3D Quantitative<em> In Silico</em> Modeling (q3DISM) di cerebrale amiloide-beta fagocitosi in roditori modelli di malattia di Alzheimer

Published: December 26, 2016
doi:
10.3791/54868
, ,
1Zilkha Neurogenetic Institute,University of Southern California (USC)

Summary

Abbiamo sviluppato una metodologia per il 3D quantitativa in silico di modellazione (q3DISM) di cerebrale amiloide-β (Ap) fagocitosi da parte dei fagociti mononucleari in modelli di roditori della malattia di Alzheimer. Questo metodo può essere generalizzato per la quantificazione di praticamente qualsiasi evento fagocitaria in vivo.

Abstract

Neuroinfiammazione è ormai riconosciuto come un importante fattore eziologico nella malattia neurodegenerativa. fagociti mononucleari sono cellule immunitarie innate responsabili della fagocitosi e la bonifica di detriti e detriti. Queste cellule sono macrofagi CNS residenti note come microglia, e fagociti mononucleari infiltrati dalla periferia. La microscopia ottica è stata generalmente utilizzati per la visualizzazione fagocitosi in roditori o campioni di cervello umano. Tuttavia, i metodi qualitativi non hanno fornito la prova definitiva di fagocitosi in vivo. Qui, descriviamo 3D quantitativa nella modellazione in silico (q3DISM), un metodo affidabile che permette una reale quantificazione 3D di amiloide-β (Ap) fagocitosi da parte dei fagociti mononucleari in modelli di roditori malattia di Alzheimer (AD). Il metodo consiste nel visualizzare fluorescente Ap incapsulato all'interno phagolysosomes nelle sezioni roditore cervello. Grandi serie di dati confocale z-dimensionale vengono poi ricostruite in 3D per la quantificazione di A &# 946; spazialmente colocalized all'interno del fagolisosoma. Dimostriamo l'applicazione di successo di q3DISM di topo e ratto cervello, ma questa metodologia può essere esteso a qualsiasi evento di fagocitosi in qualsiasi tessuto.

Introduction

La malattia di Alzheimer (AD), la demenza legata all'età più comune 1, è caratterizzata da accumulo cerebrale amiloide-β (Ap) come placche "senili" beta-amiloide, neuroinfiammazione cronica di basso livello, tauopathy, perdita neuronale, e disturbi cognitivi 2 . In AD cervelli di pazienti, neuroinflammation è destinato dagli astrociti e fagociti mononucleari reattiva (indicato come microglia, anche se le loro centrali vs. origine periferica rimane poco chiaro) che circonda depositi Ap 3. Come le sentinelle del sistema immunitario innato del sistema nervoso centrale, microglia sono posizionati centralmente per cancellare il cervello Ap. Tuttavia, il reclutamento della microglia placche Ap è accompagnata da molto piccolo, all'occorrenza, Ap fagocitosi 4,5. Una ipotesi è che la microglia sono inizialmente neuroprotettivi da phagocytozing piccole assemblee di Ap. Tuttavia, alla fine queste cellule diventano neurotossico come opprimente fardello Ap e / o legate all'età d funzionaleecline, provoca microglia in un fenotipo proinfiammatoria disfunzionale, contribuendo alla neurotossicità e cognitivo declino 6.

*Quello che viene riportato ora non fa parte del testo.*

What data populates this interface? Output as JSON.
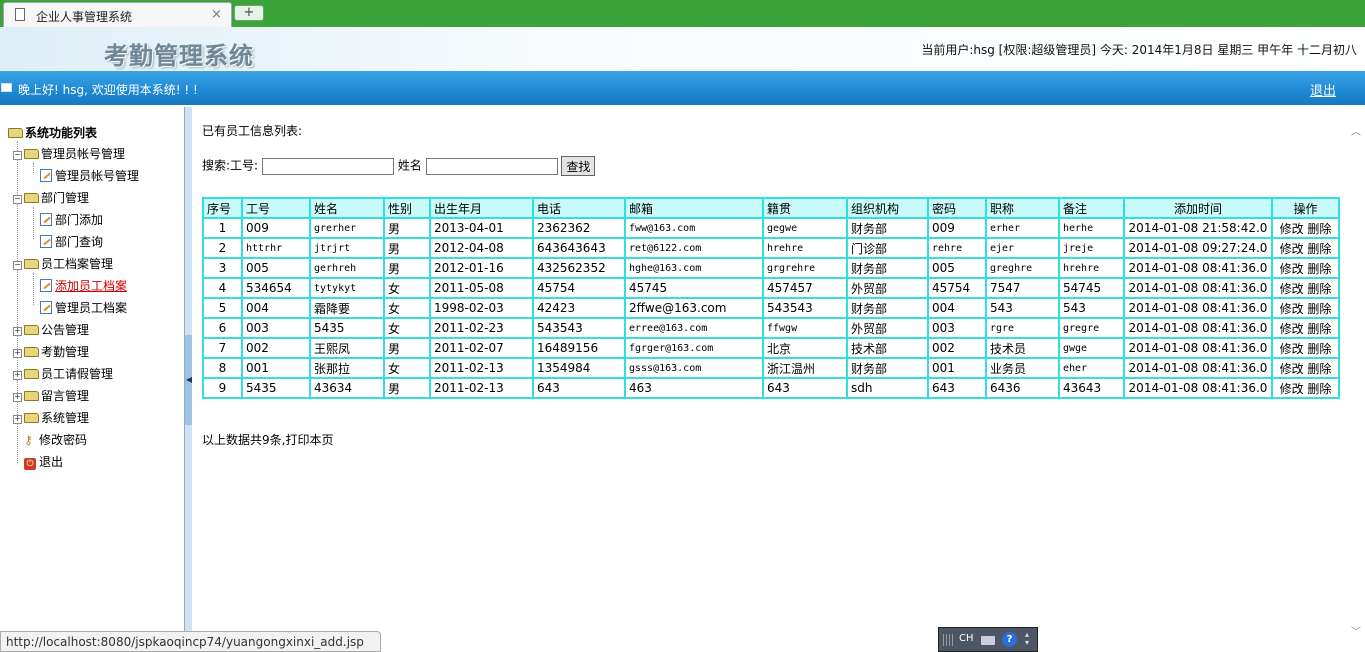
{
  "browser": {
    "tab_title": "企业人事管理系统",
    "close_glyph": "×",
    "new_tab_glyph": "+"
  },
  "header": {
    "system_title": "考勤管理系统",
    "user_info": "当前用户:hsg [权限:超级管理员] 今天: 2014年1月8日 星期三 甲午年 十二月初八"
  },
  "bar": {
    "welcome": "晚上好! hsg, 欢迎使用本系统! ! !",
    "logout": "退出"
  },
  "sidebar": {
    "root": "系统功能列表",
    "g1": "管理员帐号管理",
    "g1_i1": "管理员帐号管理",
    "g2": "部门管理",
    "g2_i1": "部门添加",
    "g2_i2": "部门查询",
    "g3": "员工档案管理",
    "g3_i1": "添加员工档案",
    "g3_i2": "管理员工档案",
    "g4": "公告管理",
    "g5": "考勤管理",
    "g6": "员工请假管理",
    "g7": "留言管理",
    "g8": "系统管理",
    "change_password": "修改密码",
    "exit": "退出"
  },
  "main": {
    "list_title": "已有员工信息列表:",
    "search_label": "搜索:工号:",
    "name_label": "姓名",
    "search_button": "查找",
    "footer": "以上数据共9条,打印本页",
    "headers": [
      "序号",
      "工号",
      "姓名",
      "性别",
      "出生年月",
      "电话",
      "邮箱",
      "籍贯",
      "组织机构",
      "密码",
      "职称",
      "备注",
      "添加时间",
      "操作"
    ],
    "edit_label": "修改",
    "delete_label": "删除",
    "rows": [
      [
        "1",
        "009",
        "grerher",
        "男",
        "2013-04-01",
        "2362362",
        "fww@163.com",
        "gegwe",
        "财务部",
        "009",
        "erher",
        "herhe",
        "2014-01-08 21:58:42.0"
      ],
      [
        "2",
        "httrhr",
        "jtrjrt",
        "男",
        "2012-04-08",
        "643643643",
        "ret@6122.com",
        "hrehre",
        "门诊部",
        "rehre",
        "ejer",
        "jreje",
        "2014-01-08 09:27:24.0"
      ],
      [
        "3",
        "005",
        "gerhreh",
        "男",
        "2012-01-16",
        "432562352",
        "hghe@163.com",
        "grgrehre",
        "财务部",
        "005",
        "greghre",
        "hrehre",
        "2014-01-08 08:41:36.0"
      ],
      [
        "4",
        "534654",
        "tytykyt",
        "女",
        "2011-05-08",
        "45754",
        "45745",
        "457457",
        "外贸部",
        "45754",
        "7547",
        "54745",
        "2014-01-08 08:41:36.0"
      ],
      [
        "5",
        "004",
        "霜降要",
        "女",
        "1998-02-03",
        "42423",
        "2ffwe@163.com",
        "543543",
        "财务部",
        "004",
        "543",
        "543",
        "2014-01-08 08:41:36.0"
      ],
      [
        "6",
        "003",
        "5435",
        "女",
        "2011-02-23",
        "543543",
        "erree@163.com",
        "ffwgw",
        "外贸部",
        "003",
        "rgre",
        "gregre",
        "2014-01-08 08:41:36.0"
      ],
      [
        "7",
        "002",
        "王熙凤",
        "男",
        "2011-02-07",
        "16489156",
        "fgrger@163.com",
        "北京",
        "技术部",
        "002",
        "技术员",
        "gwge",
        "2014-01-08 08:41:36.0"
      ],
      [
        "8",
        "001",
        "张那拉",
        "女",
        "2011-02-13",
        "1354984",
        "gsss@163.com",
        "浙江温州",
        "财务部",
        "001",
        "业务员",
        "eher",
        "2014-01-08 08:41:36.0"
      ],
      [
        "9",
        "5435",
        "43634",
        "男",
        "2011-02-13",
        "643",
        "463",
        "643",
        "sdh",
        "643",
        "6436",
        "43643",
        "2014-01-08 08:41:36.0"
      ]
    ]
  },
  "status": {
    "url": "http://localhost:8080/jspkaoqincp74/yuangongxinxi_add.jsp"
  },
  "ime": {
    "lang": "CH",
    "help": "?"
  }
}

Recenti studi genome-wide (GWAS Association) hanno identificato un gruppo di alleli di rischio AD appartenenti al nucleo innate percorsi immunitario 7 che modulano la fagocitosi 8-11. Di conseguenza, la risposta immunitaria alla deposizione di amiloide cerebrale è diventato un importante area di interesse, sia in termini di comprensione AD eziologia e per lo sviluppo di nuovi approcci terapeutici 12-14. Tuttavia, vi è la necessità vitale per metodologia per valutare fagocitosi Ap in vivo. Per rispondere a questa necessità insoddisfatte, abbiamo sviluppato 3D quantitativa in silico di modellazione (q3DISM) per consentire una vera quantificazione 3D cerebrale fagocitosi Ap dai fagociti mononucleari in modelli di roditori della malattia di Alzheimer-like.

Limitata solo dalla misura in cui esse ricapitolare malattia, modelli animali hannodimostrato prezioso per la comprensione AD pathoetiology e per la valutazione delle terapie sperimentali. A causa del fatto che le mutazioni nei geni presenilina (PS) e della proteina precursore dell'amiloide (APP) causano indipendentemente autosomica dominante dC, questi transgeni mutanti sono stati ampiamente utilizzati per generare modelli di roditori transgenici. Topi transgenici APP / PS1 coexpressing simultaneamente "svedese" mutante umano APP (APP SWE) e Δ esone 9 mutante presenilina umana 1 (PS1ΔE9) presente con accelerata amiloidosi cerebrale e neuroinfiammazione 15,16. Inoltre, abbiamo generato topi bi-transgenici coinjected con APP SWE e costrutti PS1ΔE9 (linea TgF344-AD, su uno sfondo di Fischer 344). A differenza dei modelli di topi transgenici di amiloidosi cerebrale, ratti TgF344-AD sviluppano amiloide cerebrale che precede tauopathy, perdita apoptotica di neuroni, e compromissione del comportamento 17.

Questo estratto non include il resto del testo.